Turkish-German restaurateur

Kadir Nurman (c.1933 – 24 October 2013) was a Turkish restaurateur, widely credited with having in 1972, in West Berlin, introduced or "invented" the fast food sandwich commonly known as the "kebab" (der Döner), consisting of traditional Turkish döner kebab meat stuffed together with mixed salad into a flatbread. Nurman received a lifetime achievement award from the Association of Turkish Döner Manufacturers in 2011. Afterwards, Nurman told the German magazine Frankfurter Rundschau that he was unhappy with modern döner kebab sandwiches, as "there are too many ingredients" in them.

Several people have been credited with being the "inventor of the döner kebab" in Germany, but such claims – including that for Nurman – are widely considered inaccurate. The familiar rotating döner kebab meat, roasted on a vertical spit and sliced with a sword, has been well known in Turkey since the mid-19th century. Its invention is attributed to the town of Bursa, and often credited to İskender Efendi; though it has also been ascribed to a cook named Hamdi, decades earlier in Kastamonu.

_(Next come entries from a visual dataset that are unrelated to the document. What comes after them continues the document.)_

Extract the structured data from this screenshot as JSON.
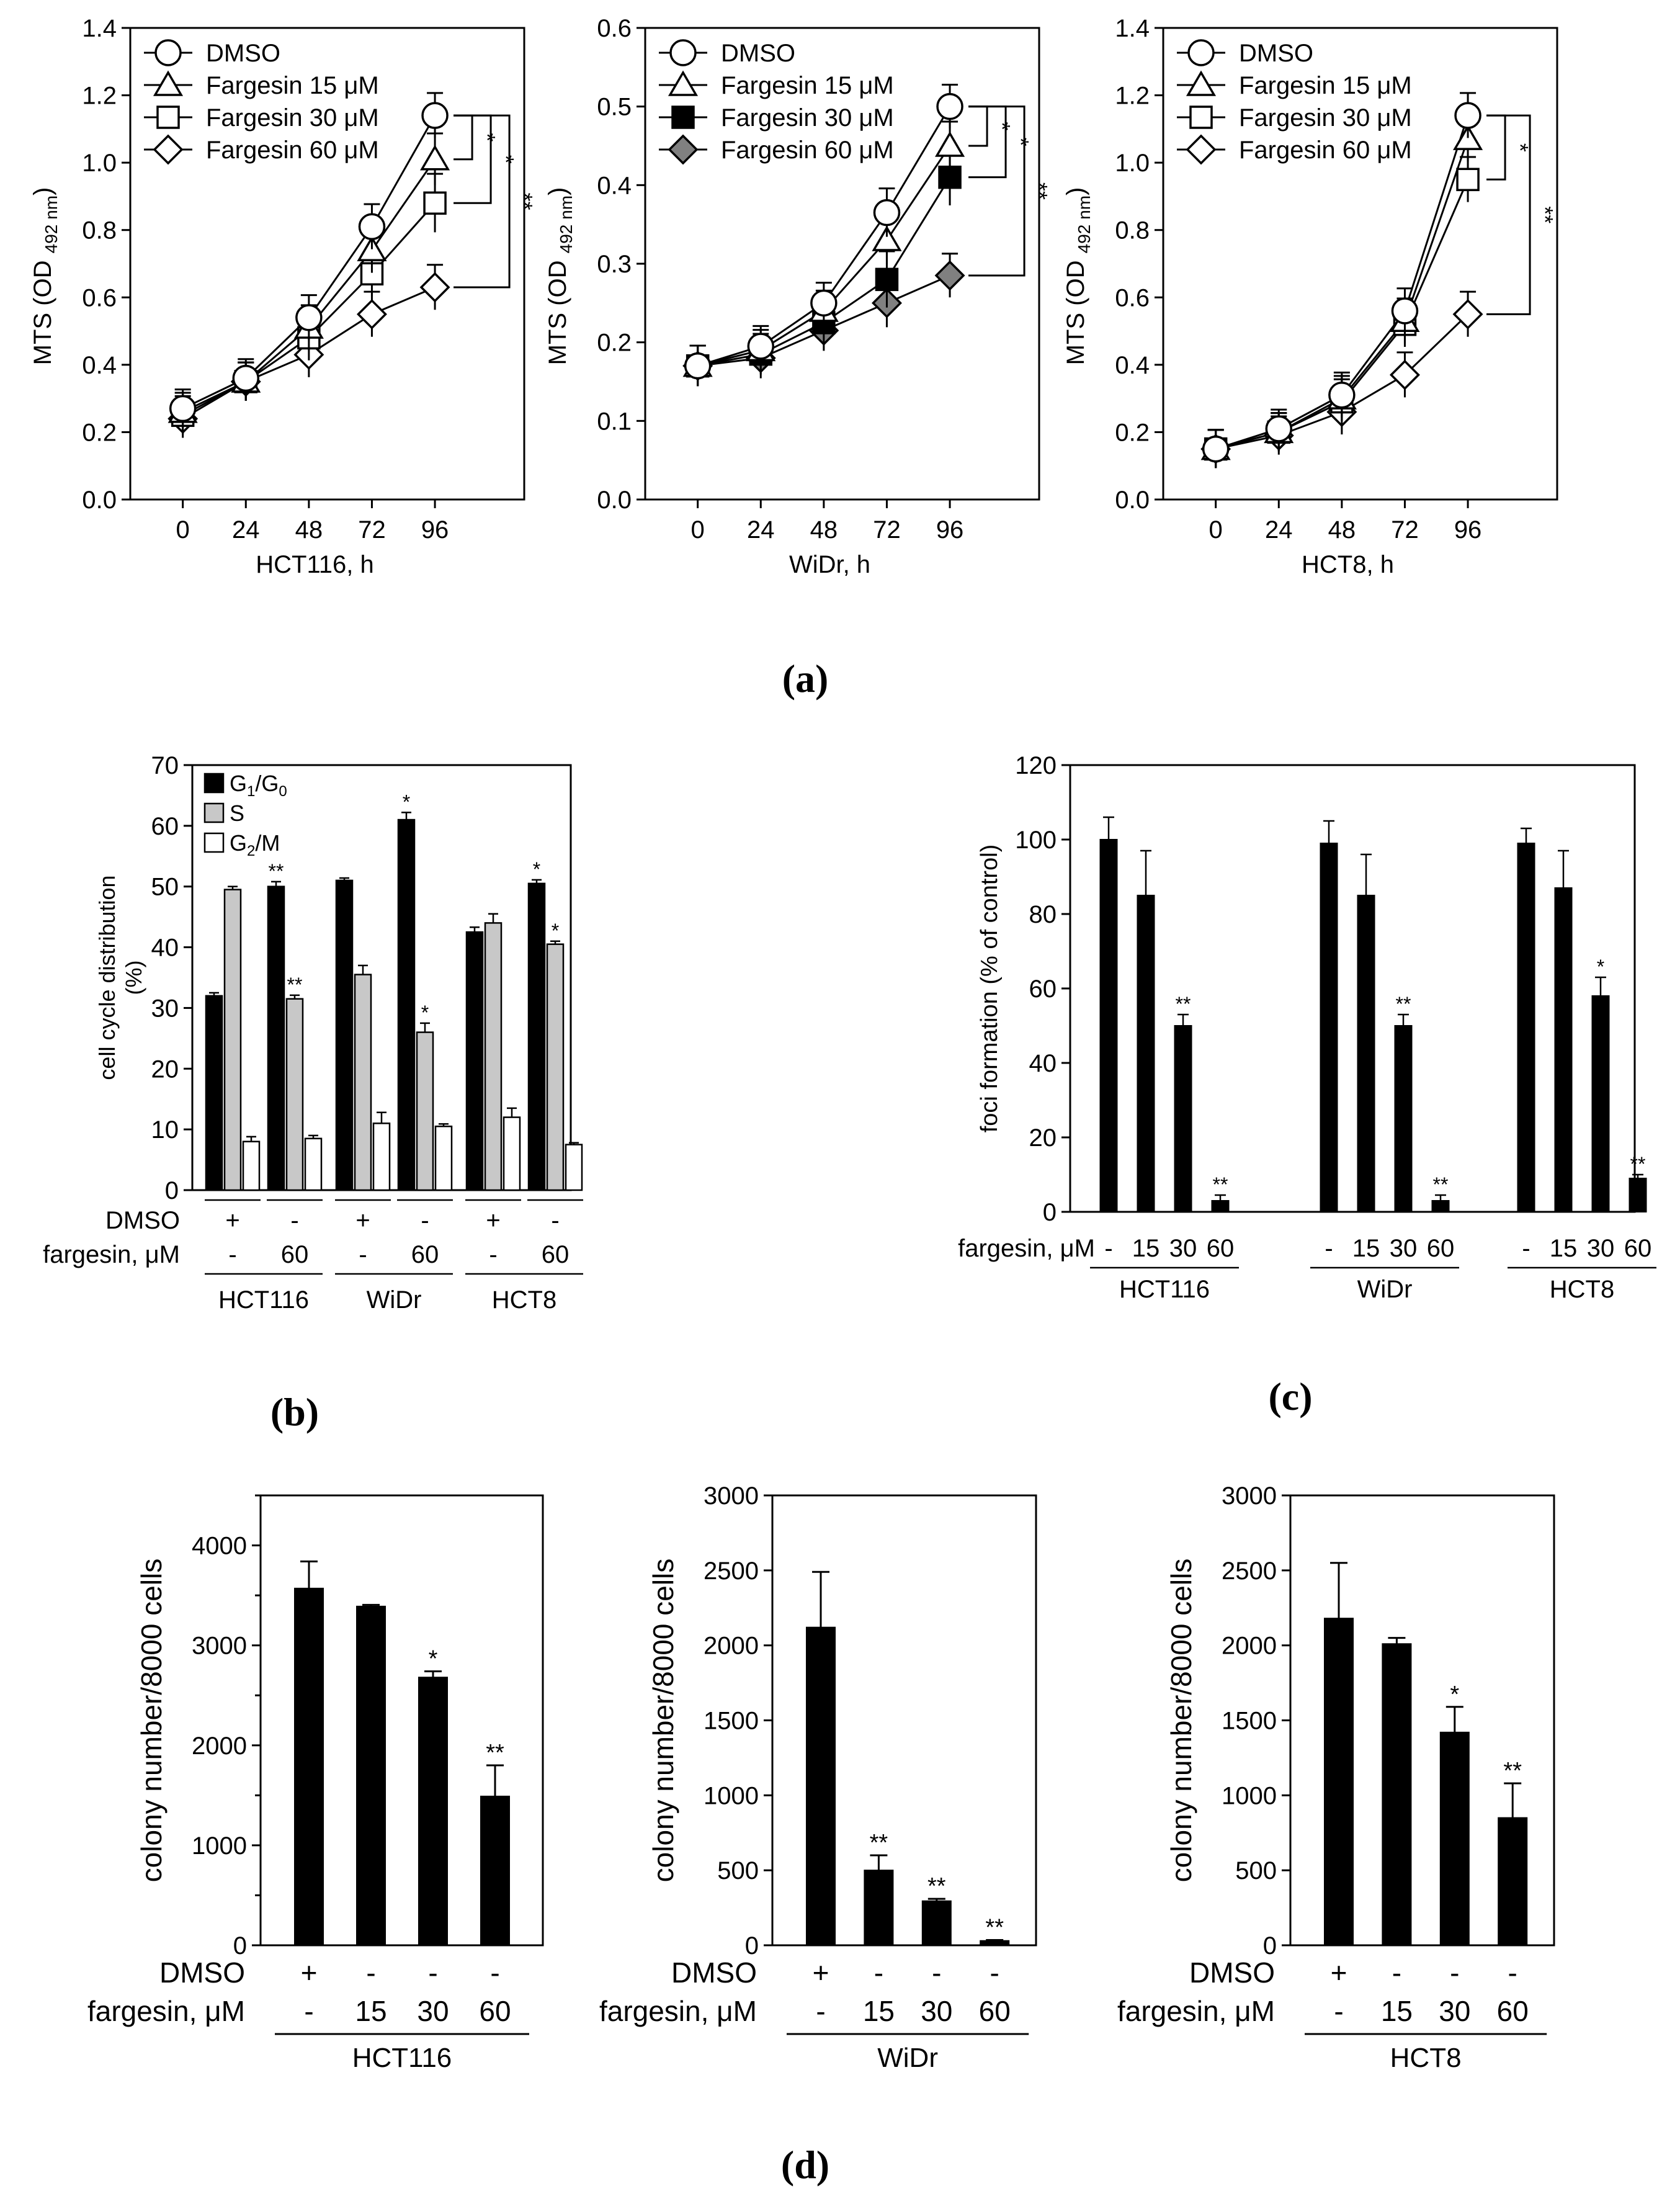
{
  "panel_labels": {
    "a": "(a)",
    "b": "(b)",
    "c": "(c)",
    "d": "(d)"
  },
  "colors": {
    "black": "#000000",
    "gray_fill": "#808080",
    "light_gray": "#c8c8c8",
    "white": "#ffffff"
  },
  "chart_data": [
    {
      "id": "a1",
      "type": "line",
      "xlabel": "HCT116, h",
      "ylabel_main": "MTS (OD",
      "ylabel_sub": "492 nm",
      "ylabel_close": ")",
      "x": [
        0,
        24,
        48,
        72,
        96
      ],
      "xlim": [
        -20,
        130
      ],
      "ylim": [
        0,
        1.4
      ],
      "yticks": [
        0.0,
        0.2,
        0.4,
        0.6,
        0.8,
        1.0,
        1.2,
        1.4
      ],
      "ytick_labels": [
        "0.0",
        "0.2",
        "0.4",
        "0.6",
        "0.8",
        "1.0",
        "1.2",
        "1.4"
      ],
      "xtick_labels": [
        "0",
        "24",
        "48",
        "72",
        "96"
      ],
      "series": [
        {
          "name": "DMSO",
          "marker": "circle",
          "values": [
            0.27,
            0.36,
            0.54,
            0.81,
            1.14
          ],
          "err": [
            0.02,
            0.02,
            0.03,
            0.03,
            0.03
          ]
        },
        {
          "name": "Fargesin 15 μM",
          "marker": "triangle",
          "values": [
            0.26,
            0.35,
            0.51,
            0.74,
            1.01
          ],
          "err": [
            0.02,
            0.02,
            0.03,
            0.03,
            0.04
          ]
        },
        {
          "name": "Fargesin 30 μM",
          "marker": "square",
          "values": [
            0.25,
            0.35,
            0.48,
            0.67,
            0.88
          ],
          "err": [
            0.02,
            0.02,
            0.03,
            0.03,
            0.05
          ]
        },
        {
          "name": "Fargesin 60 μM",
          "marker": "diamond",
          "values": [
            0.24,
            0.35,
            0.43,
            0.55,
            0.63
          ],
          "err": [
            0.02,
            0.02,
            0.03,
            0.03,
            0.03
          ]
        }
      ],
      "significance": [
        {
          "from": 0,
          "to": 1,
          "label": "*"
        },
        {
          "from": 0,
          "to": 2,
          "label": "*"
        },
        {
          "from": 0,
          "to": 3,
          "label": "**"
        }
      ]
    },
    {
      "id": "a2",
      "type": "line",
      "xlabel": "WiDr, h",
      "ylabel_main": "MTS (OD",
      "ylabel_sub": "492 nm",
      "ylabel_close": ")",
      "x": [
        0,
        24,
        48,
        72,
        96
      ],
      "xlim": [
        -20,
        130
      ],
      "ylim": [
        0,
        0.6
      ],
      "yticks": [
        0.0,
        0.1,
        0.2,
        0.3,
        0.4,
        0.5,
        0.6
      ],
      "ytick_labels": [
        "0.0",
        "0.1",
        "0.2",
        "0.3",
        "0.4",
        "0.5",
        "0.6"
      ],
      "xtick_labels": [
        "0",
        "24",
        "48",
        "72",
        "96"
      ],
      "series": [
        {
          "name": "DMSO",
          "marker": "circle",
          "values": [
            0.17,
            0.195,
            0.25,
            0.365,
            0.5
          ],
          "err": [
            0.01,
            0.01,
            0.01,
            0.015,
            0.012
          ]
        },
        {
          "name": "Fargesin 15 μM",
          "marker": "triangle",
          "values": [
            0.17,
            0.19,
            0.24,
            0.33,
            0.45
          ],
          "err": [
            0.01,
            0.01,
            0.01,
            0.015,
            0.015
          ]
        },
        {
          "name": "Fargesin 30 μM",
          "marker": "square-filled",
          "values": [
            0.17,
            0.185,
            0.225,
            0.28,
            0.41
          ],
          "err": [
            0.01,
            0.01,
            0.01,
            0.02,
            0.02
          ]
        },
        {
          "name": "Fargesin 60 μM",
          "marker": "diamond-gray",
          "values": [
            0.17,
            0.18,
            0.215,
            0.25,
            0.285
          ],
          "err": [
            0.01,
            0.01,
            0.01,
            0.015,
            0.012
          ]
        }
      ],
      "significance": [
        {
          "from": 0,
          "to": 1,
          "label": "*"
        },
        {
          "from": 0,
          "to": 2,
          "label": "*"
        },
        {
          "from": 0,
          "to": 3,
          "label": "**"
        }
      ]
    },
    {
      "id": "a3",
      "type": "line",
      "xlabel": "HCT8, h",
      "ylabel_main": "MTS (OD",
      "ylabel_sub": "492 nm",
      "ylabel_close": ")",
      "x": [
        0,
        24,
        48,
        72,
        96
      ],
      "xlim": [
        -20,
        130
      ],
      "ylim": [
        0,
        1.4
      ],
      "yticks": [
        0.0,
        0.2,
        0.4,
        0.6,
        0.8,
        1.0,
        1.2,
        1.4
      ],
      "ytick_labels": [
        "0.0",
        "0.2",
        "0.4",
        "0.6",
        "0.8",
        "1.0",
        "1.2",
        "1.4"
      ],
      "xtick_labels": [
        "0",
        "24",
        "48",
        "72",
        "96"
      ],
      "series": [
        {
          "name": "DMSO",
          "marker": "circle",
          "values": [
            0.15,
            0.21,
            0.31,
            0.56,
            1.14
          ],
          "err": [
            0.02,
            0.02,
            0.03,
            0.03,
            0.03
          ]
        },
        {
          "name": "Fargesin 15 μM",
          "marker": "triangle",
          "values": [
            0.15,
            0.2,
            0.3,
            0.53,
            1.07
          ],
          "err": [
            0.02,
            0.02,
            0.03,
            0.03,
            0.03
          ]
        },
        {
          "name": "Fargesin 30 μM",
          "marker": "square",
          "values": [
            0.15,
            0.2,
            0.29,
            0.52,
            0.95
          ],
          "err": [
            0.02,
            0.02,
            0.03,
            0.03,
            0.03
          ]
        },
        {
          "name": "Fargesin 60 μM",
          "marker": "diamond",
          "values": [
            0.15,
            0.19,
            0.26,
            0.37,
            0.55
          ],
          "err": [
            0.02,
            0.02,
            0.03,
            0.03,
            0.03
          ]
        }
      ],
      "significance": [
        {
          "from": 0,
          "to": 2,
          "label": "*"
        },
        {
          "from": 0,
          "to": 3,
          "label": "**"
        }
      ]
    },
    {
      "id": "b",
      "type": "bar",
      "ylabel": [
        "cell cycle distribution",
        "(%)"
      ],
      "ylim": [
        0,
        70
      ],
      "yticks": [
        0,
        10,
        20,
        30,
        40,
        50,
        60,
        70
      ],
      "ytick_labels": [
        "0",
        "10",
        "20",
        "30",
        "40",
        "50",
        "60",
        "70"
      ],
      "groups": [
        {
          "dmso": "+",
          "fargesin": "-"
        },
        {
          "dmso": "-",
          "fargesin": "60"
        },
        {
          "dmso": "+",
          "fargesin": "-"
        },
        {
          "dmso": "-",
          "fargesin": "60"
        },
        {
          "dmso": "+",
          "fargesin": "-"
        },
        {
          "dmso": "-",
          "fargesin": "60"
        }
      ],
      "series": [
        {
          "name_main": "G",
          "name_sub1": "1",
          "name_sep": "/G",
          "name_sub2": "0",
          "fill": "black",
          "values": [
            32,
            50,
            51,
            61,
            42.5,
            50.5
          ],
          "err": [
            0.5,
            0.8,
            0.4,
            1.2,
            0.8,
            0.6
          ],
          "sig": [
            "",
            "**",
            "",
            "*",
            "",
            "*"
          ]
        },
        {
          "name_main": "S",
          "name_sub1": "",
          "name_sep": "",
          "name_sub2": "",
          "fill": "gray",
          "values": [
            49.5,
            31.5,
            35.5,
            26,
            44,
            40.5
          ],
          "err": [
            0.5,
            0.6,
            1.5,
            1.5,
            1.5,
            0.5
          ],
          "sig": [
            "",
            "**",
            "",
            "*",
            "",
            "*"
          ]
        },
        {
          "name_main": "G",
          "name_sub1": "2",
          "name_sep": "/M",
          "name_sub2": "",
          "fill": "white",
          "values": [
            8,
            8.5,
            11,
            10.5,
            12,
            7.5
          ],
          "err": [
            0.8,
            0.5,
            1.8,
            0.4,
            1.5,
            0.3
          ],
          "sig": [
            "",
            "",
            "",
            "",
            "",
            ""
          ]
        }
      ],
      "row_labels": {
        "dmso": "DMSO",
        "fargesin": "fargesin, μM"
      },
      "cell_lines": [
        "HCT116",
        "WiDr",
        "HCT8"
      ]
    },
    {
      "id": "c",
      "type": "bar",
      "ylabel": "foci formation (% of control)",
      "ylim": [
        0,
        120
      ],
      "yticks": [
        0,
        20,
        40,
        60,
        80,
        100,
        120
      ],
      "ytick_labels": [
        "0",
        "20",
        "40",
        "60",
        "80",
        "100",
        "120"
      ],
      "row_label": "fargesin, μM",
      "dose_labels": [
        "-",
        "15",
        "30",
        "60"
      ],
      "cell_lines": [
        {
          "name": "HCT116",
          "values": [
            100,
            85,
            50,
            3
          ],
          "err": [
            6,
            12,
            3,
            1.5
          ],
          "sig": [
            "",
            "",
            "**",
            "**"
          ]
        },
        {
          "name": "WiDr",
          "values": [
            99,
            85,
            50,
            3
          ],
          "err": [
            6,
            11,
            3,
            1.5
          ],
          "sig": [
            "",
            "",
            "**",
            "**"
          ]
        },
        {
          "name": "HCT8",
          "values": [
            99,
            87,
            58,
            9
          ],
          "err": [
            4,
            10,
            5,
            1
          ],
          "sig": [
            "",
            "",
            "*",
            "**"
          ]
        }
      ]
    },
    {
      "id": "d1",
      "type": "bar",
      "ylabel": "colony number/8000 cells",
      "ylim": [
        0,
        4500
      ],
      "yticks": [
        0,
        1000,
        2000,
        3000,
        4000
      ],
      "ytick_labels": [
        "0",
        "1000",
        "2000",
        "3000",
        "4000"
      ],
      "minor_ticks": [
        500,
        1500,
        2500,
        3500,
        4500
      ],
      "row_labels": {
        "dmso": "DMSO",
        "fargesin": "fargesin, μM"
      },
      "dmso": [
        "+",
        "-",
        "-",
        "-"
      ],
      "fargesin": [
        "-",
        "15",
        "30",
        "60"
      ],
      "cell_line": "HCT116",
      "values": [
        3570,
        3390,
        2680,
        1490
      ],
      "err": [
        270,
        15,
        60,
        310
      ],
      "sig": [
        "",
        "",
        "*",
        "**"
      ]
    },
    {
      "id": "d2",
      "type": "bar",
      "ylabel": "colony number/8000 cells",
      "ylim": [
        0,
        3000
      ],
      "yticks": [
        0,
        500,
        1000,
        1500,
        2000,
        2500,
        3000
      ],
      "ytick_labels": [
        "0",
        "500",
        "1000",
        "1500",
        "2000",
        "2500",
        "3000"
      ],
      "minor_ticks": [],
      "row_labels": {
        "dmso": "DMSO",
        "fargesin": "fargesin, μM"
      },
      "dmso": [
        "+",
        "-",
        "-",
        "-"
      ],
      "fargesin": [
        "-",
        "15",
        "30",
        "60"
      ],
      "cell_line": "WiDr",
      "values": [
        2120,
        500,
        295,
        30
      ],
      "err": [
        370,
        100,
        15,
        5
      ],
      "sig": [
        "",
        "**",
        "**",
        "**"
      ]
    },
    {
      "id": "d3",
      "type": "bar",
      "ylabel": "colony number/8000 cells",
      "ylim": [
        0,
        3000
      ],
      "yticks": [
        0,
        500,
        1000,
        1500,
        2000,
        2500,
        3000
      ],
      "ytick_labels": [
        "0",
        "500",
        "1000",
        "1500",
        "2000",
        "2500",
        "3000"
      ],
      "minor_ticks": [],
      "row_labels": {
        "dmso": "DMSO",
        "fargesin": "fargesin, μM"
      },
      "dmso": [
        "+",
        "-",
        "-",
        "-"
      ],
      "fargesin": [
        "-",
        "15",
        "30",
        "60"
      ],
      "cell_line": "HCT8",
      "values": [
        2180,
        2010,
        1420,
        850
      ],
      "err": [
        370,
        40,
        170,
        230
      ],
      "sig": [
        "",
        "",
        "*",
        "**"
      ]
    }
  ]
}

Introduced in Nurman's native Istanbul in the 1940s by restaurateurs such as Beyti Güler, it became a world-famous delicacy. Döner kebab has been sold in sandwich form there since at least the mid-1960s. The Greek gyro, was already a popular sandwich item in Athens and in New York City by 1971. Nurman himself did not claim to be the first person to have sold a sandwich of döner kebab meat even in Germany, saying in German: "Maybe someone else also did it, in some hidden corner, but no one noticed. The kebab became well-known through me."

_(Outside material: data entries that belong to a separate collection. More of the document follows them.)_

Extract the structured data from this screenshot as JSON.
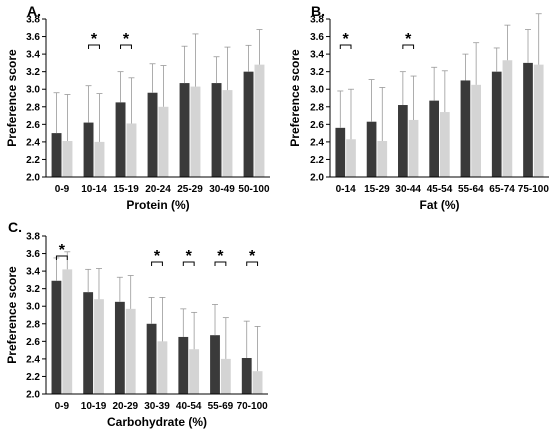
{
  "chart_data": [
    {
      "type": "bar",
      "panel_label": "A.",
      "xlabel": "Protein  (%)",
      "ylabel": "Preference score",
      "ylim": [
        2.0,
        3.8
      ],
      "yticks": [
        "2.0",
        "2.2",
        "2.4",
        "2.6",
        "2.8",
        "3.0",
        "3.2",
        "3.4",
        "3.6",
        "3.8"
      ],
      "grid": false,
      "categories": [
        "0-9",
        "10-14",
        "15-19",
        "20-24",
        "25-29",
        "30-49",
        "50-100"
      ],
      "series": [
        {
          "color": "#3a3a3a",
          "values": [
            2.5,
            2.62,
            2.85,
            2.96,
            3.07,
            3.07,
            3.2
          ],
          "error": [
            0.46,
            0.42,
            0.35,
            0.33,
            0.42,
            0.3,
            0.3
          ]
        },
        {
          "color": "#d4d4d4",
          "values": [
            2.41,
            2.4,
            2.61,
            2.8,
            3.03,
            2.99,
            3.28
          ],
          "error": [
            0.53,
            0.55,
            0.52,
            0.47,
            0.6,
            0.49,
            0.4
          ]
        }
      ],
      "significant_categories": [
        1,
        2
      ],
      "significance_marker": "*"
    },
    {
      "type": "bar",
      "panel_label": "B.",
      "xlabel": "Fat  (%)",
      "ylabel": "Preference score",
      "ylim": [
        2.0,
        3.8
      ],
      "yticks": [
        "2.0",
        "2.2",
        "2.4",
        "2.6",
        "2.8",
        "3.0",
        "3.2",
        "3.4",
        "3.6",
        "3.8"
      ],
      "grid": false,
      "categories": [
        "0-14",
        "15-29",
        "30-44",
        "45-54",
        "55-64",
        "65-74",
        "75-100"
      ],
      "series": [
        {
          "color": "#3a3a3a",
          "values": [
            2.56,
            2.63,
            2.82,
            2.87,
            3.1,
            3.2,
            3.3
          ],
          "error": [
            0.42,
            0.48,
            0.38,
            0.38,
            0.3,
            0.27,
            0.38
          ]
        },
        {
          "color": "#d4d4d4",
          "values": [
            2.43,
            2.41,
            2.65,
            2.74,
            3.05,
            3.33,
            3.28
          ],
          "error": [
            0.57,
            0.61,
            0.5,
            0.47,
            0.48,
            0.4,
            0.58
          ]
        }
      ],
      "significant_categories": [
        0,
        2
      ],
      "significance_marker": "*"
    },
    {
      "type": "bar",
      "panel_label": "C.",
      "xlabel": "Carbohydrate  (%)",
      "ylabel": "Preference score",
      "ylim": [
        2.0,
        3.8
      ],
      "yticks": [
        "2.0",
        "2.2",
        "2.4",
        "2.6",
        "2.8",
        "3.0",
        "3.2",
        "3.4",
        "3.6",
        "3.8"
      ],
      "grid": false,
      "categories": [
        "0-9",
        "10-19",
        "20-29",
        "30-39",
        "40-54",
        "55-69",
        "70-100"
      ],
      "series": [
        {
          "color": "#3a3a3a",
          "values": [
            3.29,
            3.16,
            3.05,
            2.8,
            2.65,
            2.67,
            2.41
          ],
          "error": [
            0.26,
            0.26,
            0.28,
            0.3,
            0.32,
            0.35,
            0.42
          ]
        },
        {
          "color": "#d4d4d4",
          "values": [
            3.42,
            3.08,
            2.97,
            2.6,
            2.51,
            2.4,
            2.26
          ],
          "error": [
            0.2,
            0.35,
            0.38,
            0.5,
            0.42,
            0.47,
            0.51
          ]
        }
      ],
      "significant_categories": [
        0,
        3,
        4,
        5,
        6
      ],
      "significance_marker": "*"
    }
  ]
}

Nevertheless, Nurman’s early kebab shop at West Berlin’s central railway station is widely regarded as an early example of a trend that later spread internationally. His approach to the dish influenced the development of the Berlin-style döner kebab within the Turkish Gastarbeiter community, a variant that later became one of the most popular fast foods in Germany and across much of Europe, before spreading globally.

== Life ==
Nurman was born in Istanbul, Turkey. He emigrated to Germany from Turkey in 1960, aged 26, and moved to Berlin from Stuttgart in 1966. In 1972 he set up a fast food stall at Berlin's Berlin Zoologischer Garten railway station, in what was then West Berlin. At his stall, Nurman sold grilled meat and salad inside a flat bread. He had thought that busy Berlin workers might like a portable meal. Though he did not become wealthy from his widely imitated shop, Nurman later said he was happy that so many Turkish people were able to make a living selling kebabs. At the time of his death, there were approximately 16,000 döner outlets in Germany, with over 2.5 billion euros ($3.3 billion) in annual sales.